Design of LDPC Codes: A Survey and New Results

Abstract

This survey paper provides fundamentals in the design of LDPC codes. To provide a target for the code designer, we first summarize the EXIT chart technique for determining (near-)optimal degree distributions for LDPC code ensembles. We also demonstrate the simplicity of representing codes by protographs and how this naturally leads to quasi-cyclic LDPC codes. The EXIT chart technique is then extended to the special case of protograph-based LDPC codes. Next, we present several design approaches for LDPC codes which incorporate one or more accumulators, including quasi-cyclic accumulatorbased codes. The second half the paper then surveys several algebraic LDPC code design techniques.
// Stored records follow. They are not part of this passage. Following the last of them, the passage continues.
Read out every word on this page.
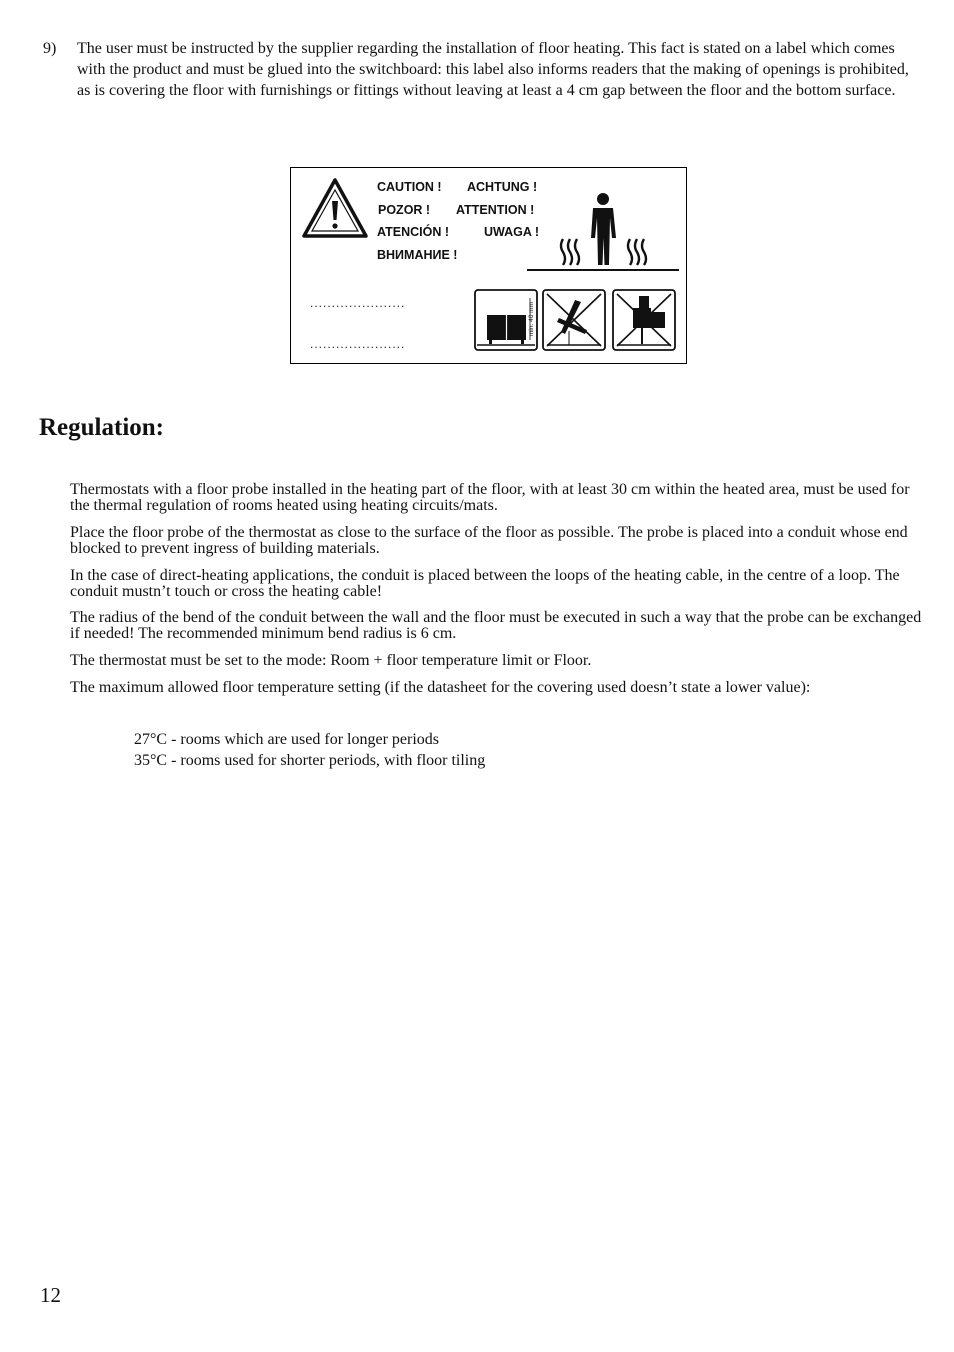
9) The user must be instructed by the supplier regarding the installation of floor heating. This fact is stated on a label which comes with the product and must be glued into the switchboard: this label also informs readers that the making of openings is prohibited, as is covering the floor with furnishings or fittings without leaving at least a 4 cm gap between the floor and the bottom surface.
min. 40 mm
CAUTION ! ACHTUNG !
POZOR ! ATTENTION !
ATENCIÓN !	UWAGA !
ВНИМАНИЕ !
......................
......................
Regulation:

Thermostats with a floor probe installed in the heating part of the floor, with at least 30 cm within the heated area, must be used for the thermal regulation of rooms heated using heating circuits/mats.

Place the floor probe of the thermostat as close to the surface of the floor as possible. The probe is placed into a conduit whose end blocked to prevent ingress of building materials.

In the case of direct-heating applications, the conduit is placed between the loops of the heating cable, in the centre of a loop. The conduit mustn’t touch or cross the heating cable!

The radius of the bend of the conduit between the wall and the floor must be executed in such a way that the probe can be exchanged if needed! The recommended minimum bend radius is 6 cm.

The thermostat must be set to the mode: Room + floor temperature limit or Floor.

The maximum allowed floor temperature setting (if the datasheet for the covering used doesn’t state a lower value):

27°C - rooms which are used for longer periods

35°C - rooms used for shorter periods, with floor tiling

12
First, codes based on finite geometries are discussed and then codes whose designs are based on Reed-Solomon codes are covered. The algebraic designs lead to cyclic, quasi-cyclic, and structured codes. The masking technique for converting regular quasi-cyclic LDPC codes to irregular codes is also presented. Some of these results and codes have not been presented elsewhere. The paper focuses on the binary-input AWGN channel (BI-AWGNC). However, as discussed in the paper, good BI-AWGNC codes tend to be universally good across many channels. Alternatively, the reader may treat this paper as a starting point for extensions to more advanced channels. The paper concludes with a brief discussion of open problems.